Un mensaje que muestra un giro a la izquierda, de nuevo en antesala de elecciones, y que puede llevar a pensar a que el PSOE puede tratar de buscar una alianza con IU en el Parlamento andaluz para sacar adelante las cuentas de 2012. Seguro que son imaginaciones pero allí estaba Diego Valderas junto a otros diputados de su grupo esperando a tomar asiento en el despacho de Carmen Martínez Aguayo el pasado viernes cerca de la una de la tarde.

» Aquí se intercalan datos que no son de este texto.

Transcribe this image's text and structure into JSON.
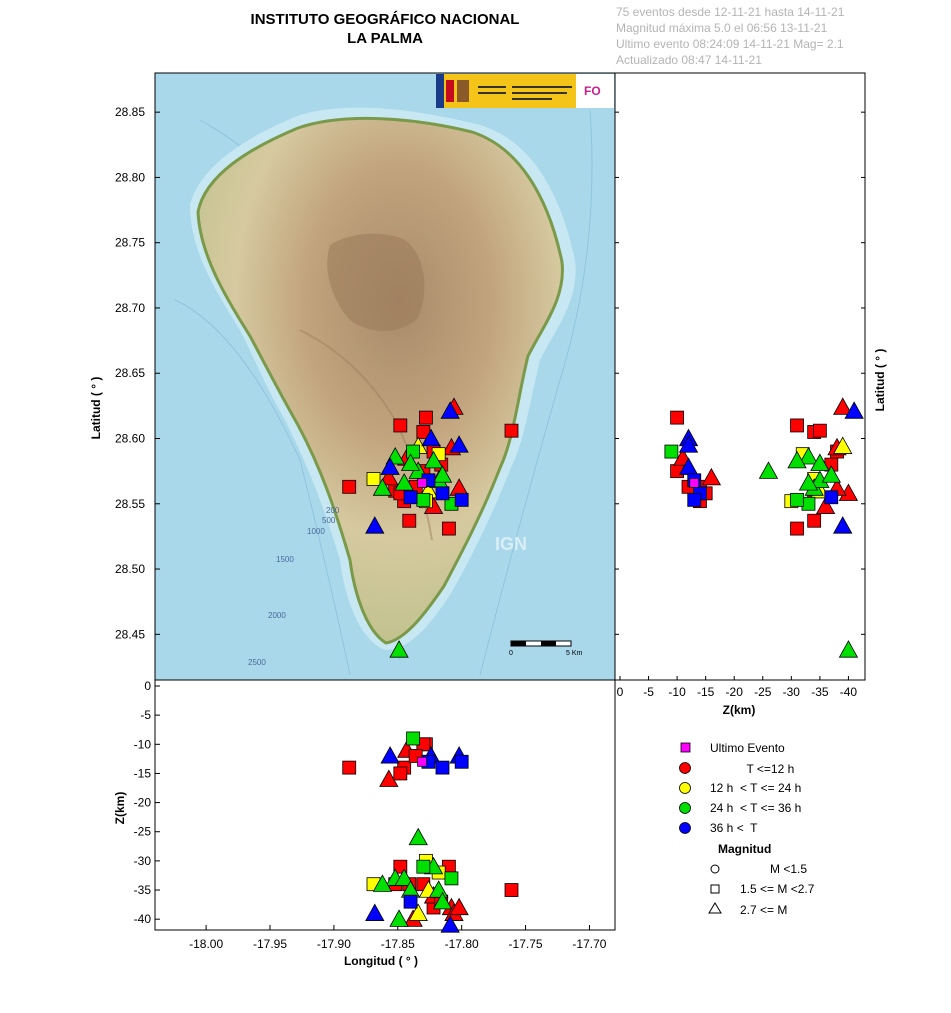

Además Griñán aseguró que seguirán la senda de su política fiscal, un camino a la izquierda -de nuevo-, gravando más a quienes más tienen, más ganan y más heredan.

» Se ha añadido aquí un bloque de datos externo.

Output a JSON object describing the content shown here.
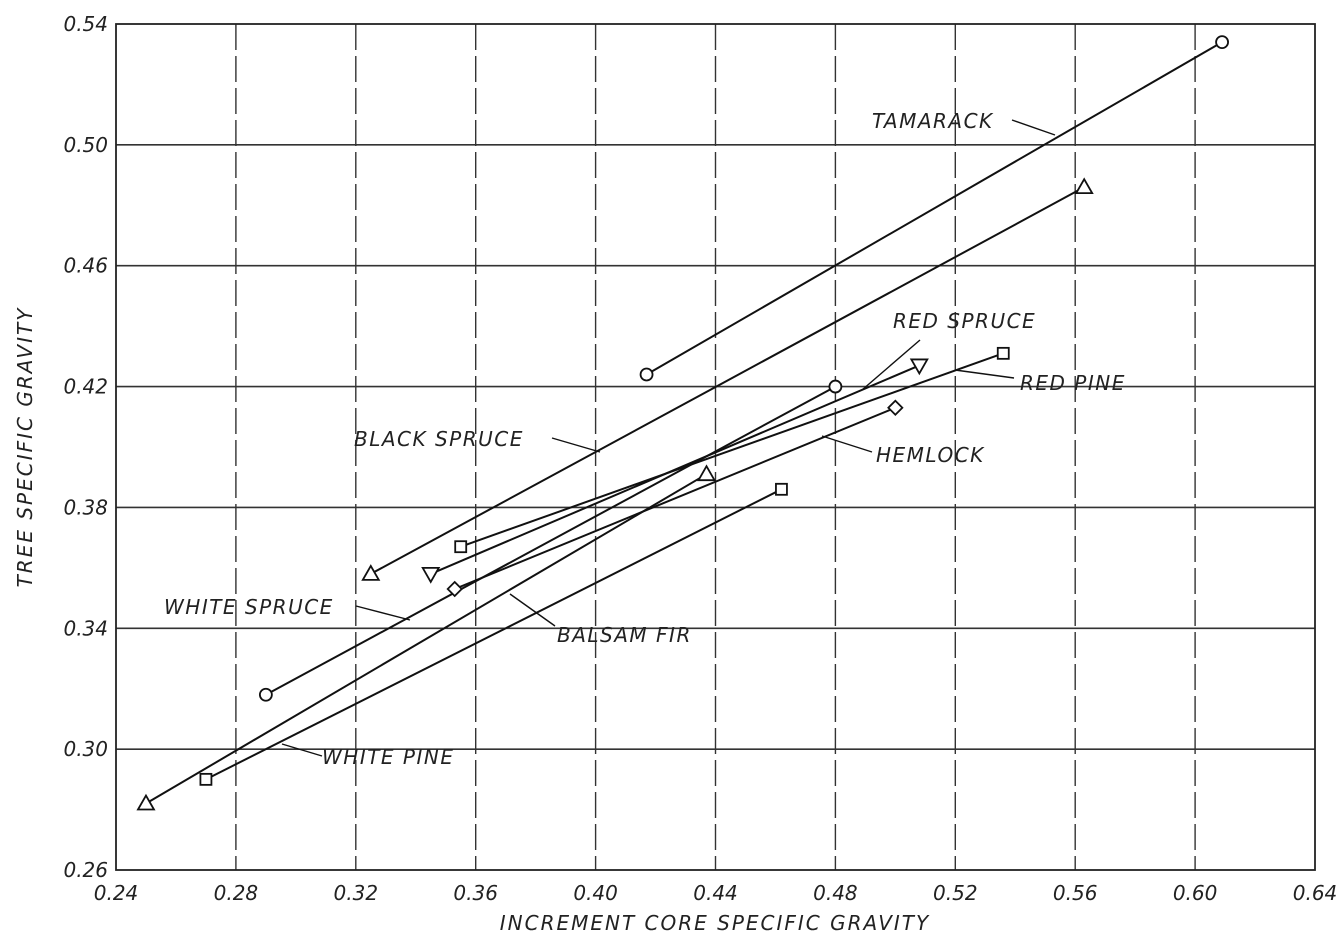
{
  "chart_data": {
    "type": "line",
    "title": "",
    "xlabel": "INCREMENT CORE SPECIFIC GRAVITY",
    "ylabel": "TREE SPECIFIC GRAVITY",
    "xlim": [
      0.24,
      0.64
    ],
    "ylim": [
      0.26,
      0.54
    ],
    "grid": true,
    "x_ticks": [
      "0.24",
      "0.28",
      "0.32",
      "0.36",
      "0.40",
      "0.44",
      "0.48",
      "0.52",
      "0.56",
      "0.60",
      "0.64"
    ],
    "y_ticks": [
      "0.26",
      "0.30",
      "0.34",
      "0.38",
      "0.42",
      "0.46",
      "0.50",
      "0.54"
    ],
    "series": [
      {
        "name": "TAMARACK",
        "marker": "circle",
        "x": [
          0.417,
          0.609
        ],
        "y": [
          0.424,
          0.534
        ]
      },
      {
        "name": "BLACK SPRUCE",
        "marker": "triangle",
        "x": [
          0.325,
          0.563
        ],
        "y": [
          0.358,
          0.486
        ]
      },
      {
        "name": "RED SPRUCE",
        "marker": "triangle-down",
        "x": [
          0.345,
          0.508
        ],
        "y": [
          0.358,
          0.427
        ]
      },
      {
        "name": "RED PINE",
        "marker": "square",
        "x": [
          0.355,
          0.536
        ],
        "y": [
          0.367,
          0.431
        ]
      },
      {
        "name": "HEMLOCK",
        "marker": "diamond",
        "x": [
          0.353,
          0.5
        ],
        "y": [
          0.353,
          0.413
        ]
      },
      {
        "name": "WHITE SPRUCE",
        "marker": "circle",
        "x": [
          0.29,
          0.48
        ],
        "y": [
          0.318,
          0.42
        ]
      },
      {
        "name": "BALSAM FIR",
        "marker": "triangle",
        "x": [
          0.25,
          0.437
        ],
        "y": [
          0.282,
          0.391
        ]
      },
      {
        "name": "WHITE PINE",
        "marker": "square",
        "x": [
          0.27,
          0.462
        ],
        "y": [
          0.29,
          0.386
        ]
      }
    ],
    "annotations": [
      {
        "text": "TAMARACK",
        "series": "TAMARACK"
      },
      {
        "text": "BLACK SPRUCE",
        "series": "BLACK SPRUCE"
      },
      {
        "text": "RED SPRUCE",
        "series": "RED SPRUCE"
      },
      {
        "text": "RED PINE",
        "series": "RED PINE"
      },
      {
        "text": "HEMLOCK",
        "series": "HEMLOCK"
      },
      {
        "text": "WHITE SPRUCE",
        "series": "WHITE SPRUCE"
      },
      {
        "text": "BALSAM FIR",
        "series": "BALSAM FIR"
      },
      {
        "text": "WHITE PINE",
        "series": "WHITE PINE"
      }
    ]
  }
}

Y entre tanta pregunta no se escapará el Partido Popular de rositas. Porque ¿qué es más "irresponsable" que el Gobierno no prorrogue los Presupuestos Generales del Estado escudándose en la cita electoral del 20-N o la decisión de los barones populares de eludir la responsabilidad de hacer sus cuentas para no comprometer la victoria electoral de Mariano Rajoy y evitar recetas anticrisis que pueden disgustar a los votantes? Desahogo el de Extremadura, que ha admitido públicamente que lo tiene hecho y guardado en el cajón. Y si tan segura es la victoria electoral del PP el mes que viene, por qué no dice el futuro presidente, señor Rajoy, qué va a ocurrir con la previsión de crecimiento, si el sueldo de los funcionarios va a seguir congelado o si se va a mantener el Impuesto de Patrimonio como salvavidas de las cuentas. Y si Arenas lleva meses con traje de presidente proponiendo un debate constructivo y un pacto ¿cómo es posible que a la primera de cambio filtren de forma sesgada parte de la ley de Presupuesto insinuando que se privatizará la RTVA y dejando claro que los funcionarios no cobrarán más? Lo dicho: Señores Sargent y Sims, socorro, podría su Nobel responder.